Looking at Joseph’s circumstances through a modern lens, we might determine that no perk could ever be a substitute for freedom. However, besides misunderstanding how difficult life must have been for people in those days, we also misunderstand the very essence of our God-given roles as human beings. When God created man and woman, he assigned them, and everyone else since then, to care for the creation under his rulership. A key theme of the Bible’s story is the broken nature of the world due to human refusal to submit to God’s established authority structure. We were designed to be servants, fulfilling God’s call in our lives as stewards of his creation. Never were we to be free to do whatever we wanted. This doesn’t mean that anyone should be subjected to slavery.
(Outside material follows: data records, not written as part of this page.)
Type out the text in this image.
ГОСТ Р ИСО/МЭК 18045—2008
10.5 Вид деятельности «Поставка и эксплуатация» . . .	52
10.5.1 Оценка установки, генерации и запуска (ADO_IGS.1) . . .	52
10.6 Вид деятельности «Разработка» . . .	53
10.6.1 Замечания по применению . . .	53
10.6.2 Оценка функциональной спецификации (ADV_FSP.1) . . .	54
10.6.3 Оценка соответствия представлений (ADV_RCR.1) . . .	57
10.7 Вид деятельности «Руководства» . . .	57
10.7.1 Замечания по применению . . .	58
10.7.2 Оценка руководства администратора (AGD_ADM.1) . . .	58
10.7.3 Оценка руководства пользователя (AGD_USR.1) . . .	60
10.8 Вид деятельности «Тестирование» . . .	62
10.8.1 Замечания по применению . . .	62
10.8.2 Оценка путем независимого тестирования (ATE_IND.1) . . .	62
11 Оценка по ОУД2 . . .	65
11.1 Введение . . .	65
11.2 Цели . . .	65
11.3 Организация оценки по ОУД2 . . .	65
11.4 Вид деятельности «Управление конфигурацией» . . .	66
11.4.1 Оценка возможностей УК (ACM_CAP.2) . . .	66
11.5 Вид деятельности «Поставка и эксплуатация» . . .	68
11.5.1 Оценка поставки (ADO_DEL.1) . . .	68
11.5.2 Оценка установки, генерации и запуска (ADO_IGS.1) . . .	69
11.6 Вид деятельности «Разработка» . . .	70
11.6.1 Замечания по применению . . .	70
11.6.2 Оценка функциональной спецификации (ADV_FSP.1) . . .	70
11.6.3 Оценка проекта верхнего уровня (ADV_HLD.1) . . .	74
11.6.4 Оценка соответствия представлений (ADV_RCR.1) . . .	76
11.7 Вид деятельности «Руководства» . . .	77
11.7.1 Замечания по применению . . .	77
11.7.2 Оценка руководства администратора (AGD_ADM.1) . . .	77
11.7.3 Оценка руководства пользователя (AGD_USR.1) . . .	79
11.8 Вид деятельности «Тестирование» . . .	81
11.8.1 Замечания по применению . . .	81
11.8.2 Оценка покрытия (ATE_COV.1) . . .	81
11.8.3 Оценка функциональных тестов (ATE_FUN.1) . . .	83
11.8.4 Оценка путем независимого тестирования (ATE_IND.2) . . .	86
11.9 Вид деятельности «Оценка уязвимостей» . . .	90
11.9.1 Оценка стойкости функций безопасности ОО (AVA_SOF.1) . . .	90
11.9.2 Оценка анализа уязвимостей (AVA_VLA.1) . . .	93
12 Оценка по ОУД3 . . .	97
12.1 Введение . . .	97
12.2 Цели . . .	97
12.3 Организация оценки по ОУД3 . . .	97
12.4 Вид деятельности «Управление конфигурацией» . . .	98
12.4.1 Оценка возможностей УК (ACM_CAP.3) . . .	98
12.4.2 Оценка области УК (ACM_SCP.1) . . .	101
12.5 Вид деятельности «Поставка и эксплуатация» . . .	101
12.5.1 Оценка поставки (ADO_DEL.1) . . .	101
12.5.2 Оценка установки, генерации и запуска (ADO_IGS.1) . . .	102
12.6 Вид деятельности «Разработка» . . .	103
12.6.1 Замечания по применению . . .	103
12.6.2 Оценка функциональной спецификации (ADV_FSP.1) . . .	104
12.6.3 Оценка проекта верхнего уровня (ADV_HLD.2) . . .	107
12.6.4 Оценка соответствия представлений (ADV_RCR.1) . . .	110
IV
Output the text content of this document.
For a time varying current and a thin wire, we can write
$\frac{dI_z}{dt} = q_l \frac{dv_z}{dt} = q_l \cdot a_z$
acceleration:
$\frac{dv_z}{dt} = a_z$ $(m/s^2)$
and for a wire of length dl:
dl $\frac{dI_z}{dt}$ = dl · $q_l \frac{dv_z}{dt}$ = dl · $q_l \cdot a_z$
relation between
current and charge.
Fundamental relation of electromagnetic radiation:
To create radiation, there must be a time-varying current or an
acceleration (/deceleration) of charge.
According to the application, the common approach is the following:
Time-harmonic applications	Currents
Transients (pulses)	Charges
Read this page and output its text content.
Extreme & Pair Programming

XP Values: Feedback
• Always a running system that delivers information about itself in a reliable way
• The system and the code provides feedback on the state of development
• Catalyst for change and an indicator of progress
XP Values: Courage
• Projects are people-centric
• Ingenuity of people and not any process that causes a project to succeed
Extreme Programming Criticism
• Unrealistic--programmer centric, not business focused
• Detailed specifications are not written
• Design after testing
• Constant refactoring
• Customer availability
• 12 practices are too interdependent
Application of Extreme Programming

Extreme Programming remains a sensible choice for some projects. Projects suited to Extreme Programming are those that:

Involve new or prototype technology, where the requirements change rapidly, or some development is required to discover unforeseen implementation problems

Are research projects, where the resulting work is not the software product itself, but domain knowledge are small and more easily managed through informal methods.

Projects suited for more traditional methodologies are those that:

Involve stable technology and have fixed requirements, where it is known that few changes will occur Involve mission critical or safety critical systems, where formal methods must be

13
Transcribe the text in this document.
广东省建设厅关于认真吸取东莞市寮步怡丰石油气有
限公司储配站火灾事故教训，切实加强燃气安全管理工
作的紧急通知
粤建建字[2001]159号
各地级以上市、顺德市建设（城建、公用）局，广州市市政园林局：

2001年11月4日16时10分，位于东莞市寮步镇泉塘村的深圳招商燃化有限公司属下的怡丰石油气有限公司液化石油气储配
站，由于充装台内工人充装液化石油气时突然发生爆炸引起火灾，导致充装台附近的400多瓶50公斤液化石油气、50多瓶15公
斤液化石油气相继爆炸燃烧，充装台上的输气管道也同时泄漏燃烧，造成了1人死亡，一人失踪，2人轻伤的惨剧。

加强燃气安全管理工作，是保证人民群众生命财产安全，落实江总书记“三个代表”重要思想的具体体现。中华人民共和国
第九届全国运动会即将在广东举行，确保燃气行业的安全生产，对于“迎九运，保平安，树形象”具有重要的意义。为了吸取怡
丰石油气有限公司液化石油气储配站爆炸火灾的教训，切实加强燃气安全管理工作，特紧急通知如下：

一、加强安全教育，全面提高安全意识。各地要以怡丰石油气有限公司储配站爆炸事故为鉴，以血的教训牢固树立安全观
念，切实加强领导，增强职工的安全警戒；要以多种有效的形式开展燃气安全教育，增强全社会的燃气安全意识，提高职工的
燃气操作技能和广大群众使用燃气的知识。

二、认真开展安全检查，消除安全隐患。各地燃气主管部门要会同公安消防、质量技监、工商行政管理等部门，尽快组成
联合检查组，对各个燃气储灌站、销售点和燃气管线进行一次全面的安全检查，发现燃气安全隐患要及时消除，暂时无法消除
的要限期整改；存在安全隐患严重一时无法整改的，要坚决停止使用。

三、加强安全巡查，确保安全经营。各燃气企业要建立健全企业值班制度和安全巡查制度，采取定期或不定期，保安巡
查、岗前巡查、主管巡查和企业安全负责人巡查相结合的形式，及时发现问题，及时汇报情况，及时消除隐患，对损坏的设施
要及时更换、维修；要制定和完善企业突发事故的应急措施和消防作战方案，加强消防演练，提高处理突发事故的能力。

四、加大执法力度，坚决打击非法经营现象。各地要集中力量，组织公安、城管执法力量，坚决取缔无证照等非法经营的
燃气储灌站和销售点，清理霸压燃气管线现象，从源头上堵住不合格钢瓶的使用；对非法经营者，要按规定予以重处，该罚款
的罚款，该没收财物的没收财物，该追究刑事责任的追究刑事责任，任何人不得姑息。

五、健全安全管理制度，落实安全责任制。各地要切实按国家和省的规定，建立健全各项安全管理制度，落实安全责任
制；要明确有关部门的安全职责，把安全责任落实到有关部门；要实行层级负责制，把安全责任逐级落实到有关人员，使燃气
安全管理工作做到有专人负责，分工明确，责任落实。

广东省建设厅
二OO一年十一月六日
That’s clear by both God’s providing moral freedom to Adam and Eve as well as the liberation of the nation of Israel in Egypt some generations after Joseph. Still, while slavery is an unjust, evil institution, we are to be servants.
Absolute personal freedom doesn’t exist in the real world. Whether we like it or not, we are part of a vast interconnected, complex system of life. In the design of God, our role is to serve his interests within that system, making positive contributions in the world. Yet it seems most people choose to serve their own interests instead; many creating the illusion that they are free, not realizing that they are being controlled by nefarious forces.
In 1979, singer-songwriter Bob Dylan got it right in his song “Gotta Serve Somebody”:
You’re gonna have to serve somebody
Well, it may be the devil or it may be the Lord
But you’re gonna have to serve somebody
Like Joseph, we’re gonna serve somebody. The only question is: who is it going to be?